Resumo criado por JUSTICIA, o assistente de inteligência artificial do Jus.

A partir do ano de 2003, o MTE passou a divulgar em uma lista os nomes das empresas que foram autuadas pelo uso do trabalho análogo ao escravo a partir da fiscalização desse órgão e que tiveram estas autuações confirmadas após processo administrativo.As Portarias Administrativas do MTE respeitam os dispositivos Constitucionais e Princípios vigentes. Além disso, a divulgação dos condenados administrativamente respeita a Lei de Acesso à Informação e Convenções Internacionais.

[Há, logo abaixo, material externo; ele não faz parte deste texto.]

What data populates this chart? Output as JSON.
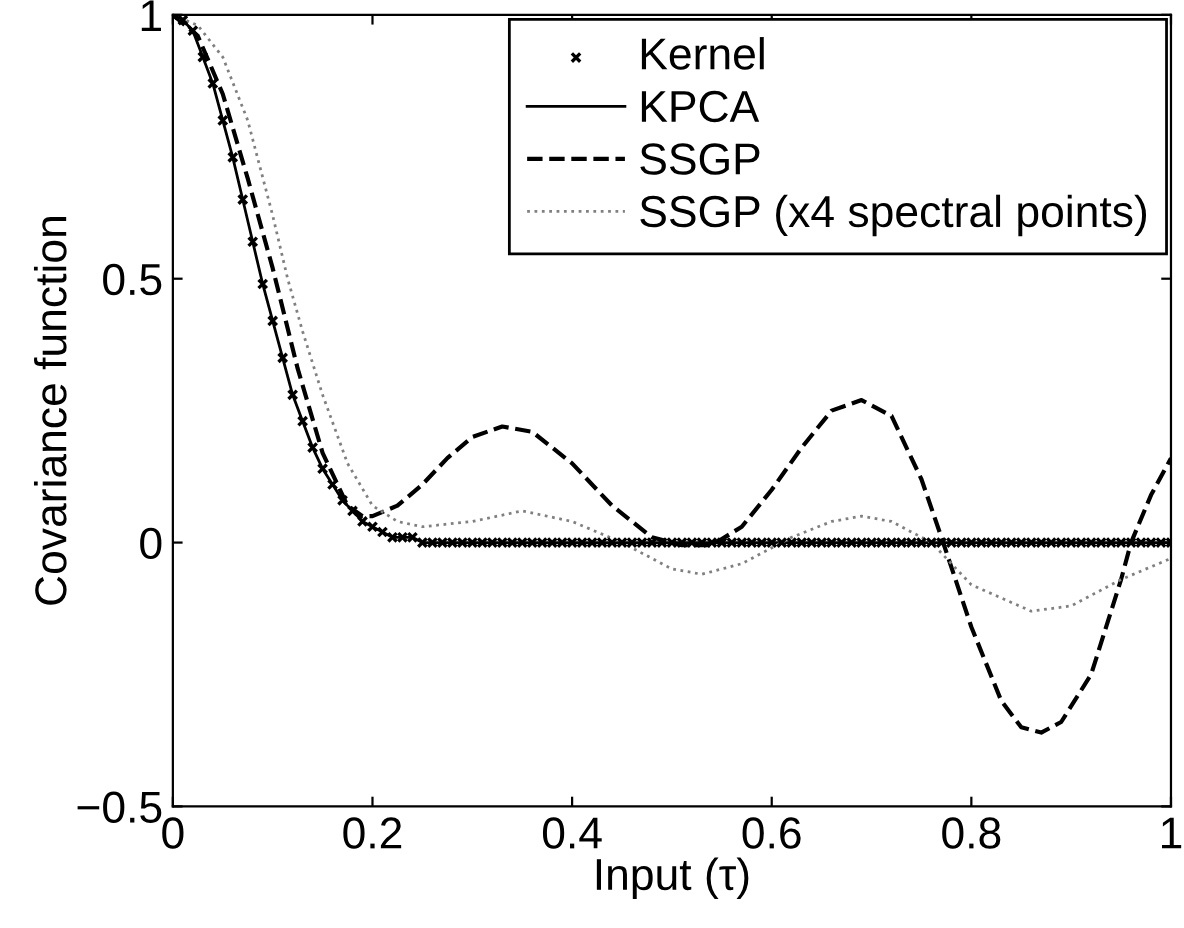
{
  "chart_data": {
    "type": "line",
    "xlabel": "Input (τ)",
    "ylabel": "Covariance function",
    "xlim": [
      0,
      1
    ],
    "ylim": [
      -0.5,
      1
    ],
    "xticks": [
      0,
      0.2,
      0.4,
      0.6,
      0.8,
      1
    ],
    "yticks": [
      -0.5,
      0,
      0.5,
      1
    ],
    "grid": false,
    "legend": "top right",
    "series": [
      {
        "name": "Kernel",
        "type": "scatter",
        "marker": "cross",
        "color": "#000000",
        "x": [
          0,
          0.01,
          0.02,
          0.03,
          0.04,
          0.05,
          0.06,
          0.07,
          0.08,
          0.09,
          0.1,
          0.11,
          0.12,
          0.13,
          0.14,
          0.15,
          0.16,
          0.17,
          0.18,
          0.19,
          0.2,
          0.21,
          0.22,
          0.23,
          0.24,
          0.25,
          0.26,
          0.27,
          0.28,
          0.29,
          0.3,
          0.31,
          0.32,
          0.33,
          0.34,
          0.35,
          0.36,
          0.37,
          0.38,
          0.39,
          0.4,
          0.41,
          0.42,
          0.43,
          0.44,
          0.45,
          0.46,
          0.47,
          0.48,
          0.49,
          0.5,
          0.51,
          0.52,
          0.53,
          0.54,
          0.55,
          0.56,
          0.57,
          0.58,
          0.59,
          0.6,
          0.61,
          0.62,
          0.63,
          0.64,
          0.65,
          0.66,
          0.67,
          0.68,
          0.69,
          0.7,
          0.71,
          0.72,
          0.73,
          0.74,
          0.75,
          0.76,
          0.77,
          0.78,
          0.79,
          0.8,
          0.81,
          0.82,
          0.83,
          0.84,
          0.85,
          0.86,
          0.87,
          0.88,
          0.89,
          0.9,
          0.91,
          0.92,
          0.93,
          0.94,
          0.95,
          0.96,
          0.97,
          0.98,
          0.99,
          1
        ],
        "values": [
          1,
          0.99,
          0.97,
          0.92,
          0.87,
          0.8,
          0.73,
          0.65,
          0.57,
          0.49,
          0.42,
          0.35,
          0.28,
          0.23,
          0.18,
          0.14,
          0.11,
          0.08,
          0.06,
          0.04,
          0.03,
          0.02,
          0.01,
          0.01,
          0.01,
          0,
          0,
          0,
          0,
          0,
          0,
          0,
          0,
          0,
          0,
          0,
          0,
          0,
          0,
          0,
          0,
          0,
          0,
          0,
          0,
          0,
          0,
          0,
          0,
          0,
          0,
          0,
          0,
          0,
          0,
          0,
          0,
          0,
          0,
          0,
          0,
          0,
          0,
          0,
          0,
          0,
          0,
          0,
          0,
          0,
          0,
          0,
          0,
          0,
          0,
          0,
          0,
          0,
          0,
          0,
          0,
          0,
          0,
          0,
          0,
          0,
          0,
          0,
          0,
          0,
          0,
          0,
          0,
          0,
          0,
          0,
          0,
          0,
          0,
          0,
          0
        ]
      },
      {
        "name": "KPCA",
        "line_style": "solid",
        "color": "#000000",
        "x": [
          0,
          0.01,
          0.02,
          0.03,
          0.04,
          0.05,
          0.06,
          0.07,
          0.08,
          0.09,
          0.1,
          0.11,
          0.12,
          0.13,
          0.14,
          0.15,
          0.16,
          0.17,
          0.18,
          0.19,
          0.2,
          0.21,
          0.22,
          0.23,
          0.24,
          0.25,
          0.26,
          0.27,
          0.28,
          0.29,
          0.3,
          0.31,
          0.32,
          0.33,
          0.34,
          0.35,
          0.36,
          0.37,
          0.38,
          0.39,
          0.4,
          0.41,
          0.42,
          0.43,
          0.44,
          0.45,
          0.46,
          0.47,
          0.48,
          0.49,
          0.5,
          0.51,
          0.52,
          0.53,
          0.54,
          0.55,
          0.56,
          0.57,
          0.58,
          0.59,
          0.6,
          0.61,
          0.62,
          0.63,
          0.64,
          0.65,
          0.66,
          0.67,
          0.68,
          0.69,
          0.7,
          0.71,
          0.72,
          0.73,
          0.74,
          0.75,
          0.76,
          0.77,
          0.78,
          0.79,
          0.8,
          0.81,
          0.82,
          0.83,
          0.84,
          0.85,
          0.86,
          0.87,
          0.88,
          0.89,
          0.9,
          0.91,
          0.92,
          0.93,
          0.94,
          0.95,
          0.96,
          0.97,
          0.98,
          0.99,
          1
        ],
        "values": [
          1,
          0.99,
          0.97,
          0.92,
          0.87,
          0.8,
          0.73,
          0.65,
          0.57,
          0.49,
          0.42,
          0.35,
          0.28,
          0.23,
          0.18,
          0.14,
          0.11,
          0.08,
          0.06,
          0.04,
          0.03,
          0.02,
          0.01,
          0.01,
          0.01,
          0,
          0,
          0,
          0,
          0,
          0,
          0,
          0,
          0,
          0,
          0,
          0,
          0,
          0,
          0,
          0,
          0,
          0,
          0,
          0,
          0,
          0,
          0,
          0,
          0,
          0,
          0,
          0,
          0,
          0,
          0,
          0,
          0,
          0,
          0,
          0,
          0,
          0,
          0,
          0,
          0,
          0,
          0,
          0,
          0,
          0,
          0,
          0,
          0,
          0,
          0,
          0,
          0,
          0,
          0,
          0,
          0,
          0,
          0,
          0,
          0,
          0,
          0,
          0,
          0,
          0,
          0,
          0,
          0,
          0,
          0,
          0,
          0,
          0,
          0,
          0
        ]
      },
      {
        "name": "SSGP",
        "line_style": "dashed",
        "color": "#000000",
        "x": [
          0,
          0.025,
          0.05,
          0.075,
          0.1,
          0.125,
          0.15,
          0.175,
          0.19,
          0.2,
          0.225,
          0.25,
          0.275,
          0.3,
          0.33,
          0.36,
          0.4,
          0.44,
          0.48,
          0.51,
          0.54,
          0.57,
          0.6,
          0.63,
          0.66,
          0.69,
          0.72,
          0.75,
          0.77,
          0.8,
          0.83,
          0.85,
          0.87,
          0.89,
          0.92,
          0.95,
          0.96,
          0.98,
          1
        ],
        "values": [
          1,
          0.96,
          0.85,
          0.69,
          0.52,
          0.33,
          0.17,
          0.07,
          0.05,
          0.05,
          0.07,
          0.11,
          0.16,
          0.2,
          0.22,
          0.21,
          0.15,
          0.07,
          0.01,
          -0.005,
          -0.005,
          0.03,
          0.1,
          0.18,
          0.25,
          0.27,
          0.24,
          0.12,
          0.01,
          -0.16,
          -0.3,
          -0.35,
          -0.36,
          -0.34,
          -0.25,
          -0.07,
          0,
          0.09,
          0.16
        ]
      },
      {
        "name": "SSGP (x4 spectral points)",
        "line_style": "dotted",
        "color": "#808080",
        "x": [
          0,
          0.025,
          0.05,
          0.075,
          0.1,
          0.115,
          0.13,
          0.15,
          0.175,
          0.2,
          0.225,
          0.25,
          0.3,
          0.35,
          0.4,
          0.45,
          0.5,
          0.53,
          0.57,
          0.62,
          0.66,
          0.69,
          0.72,
          0.76,
          0.8,
          0.86,
          0.9,
          0.95,
          1
        ],
        "values": [
          1,
          0.98,
          0.92,
          0.8,
          0.62,
          0.5,
          0.4,
          0.28,
          0.15,
          0.07,
          0.04,
          0.03,
          0.04,
          0.06,
          0.04,
          0,
          -0.05,
          -0.06,
          -0.04,
          0.01,
          0.04,
          0.05,
          0.04,
          0,
          -0.08,
          -0.13,
          -0.12,
          -0.07,
          -0.03
        ]
      }
    ]
  }
}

Resumo: A partir do ano de 2003 o Ministério do Trabalho e Emprego passou a divulgar em uma lista os nomes das empresas que foram autuadas pelo uso do trabalho análogo ao escravo a partir da fiscalização desse órgão e que tiveram estas autuações confirmadas após processo administrativo. Apesar de uma suposta ilegalidade, trata-se de um ato administrativo que respeita os dispositivos Constitucionais e os Princípios vigentes. As Portarias que divulgam os nomes respeitam a Lei de Acesso à Informação, constituindo-se em instrumento de transparência das ações governamentais, coincidindo com as Convenções Internacionais de combate ao trabalho escravo, as quais o Brasil é signatário. Reconhecido internacionalmente por sua eficácia, a relação de maus empregadores passou a ser efetiva pelo constrangimento causado às empresas flagradas na prática do trabalho escravo, gerando perdas financeiras em títulos e ações, além de servir de base para análise de risco para as instituições de crédito, o que ocasionou, por sua vez, acusações infundadas que serão debatidas neste trabalho.

Palavras-chave: lista, trabalho escravo, Direito Administrativo, legalidade, Ministério do Trabalho e Emprego.

Sumário : 1. O trabalho escravo no Brasil e no Mundo; 2.O Trabalho Escravo na Legislação Brasileira: Direito Penal x Direito Administrativo; 3. Números do Trabalho Escravo; 4.Mecanismos de Combate ao Trabalho Escravo; 5.Lista Suja do Trabalho Escravo; 6.Controvérsias, Atuação do Supremo Tribunal Federal e a Atual Situação; 7.Considerações Finais. Referências.


Introdução

Primeiramente, ressalta-se que o objetivo deste artigo não é avançar sobre o conceito de trabalho escravo ou análogo ao de escravo, apesar de obrigatoriamente apontar alguns conceitos. Busca-se com este trabalho o debate acerca da (i)legalidade do ato administrativo de inclusão de pessoas físicas e jurídicas no Cadastro de Empregadores que tenham submetido trabalhadores a condições análogas às de escravo do Ministério do Trabalho e Emprego (MTE).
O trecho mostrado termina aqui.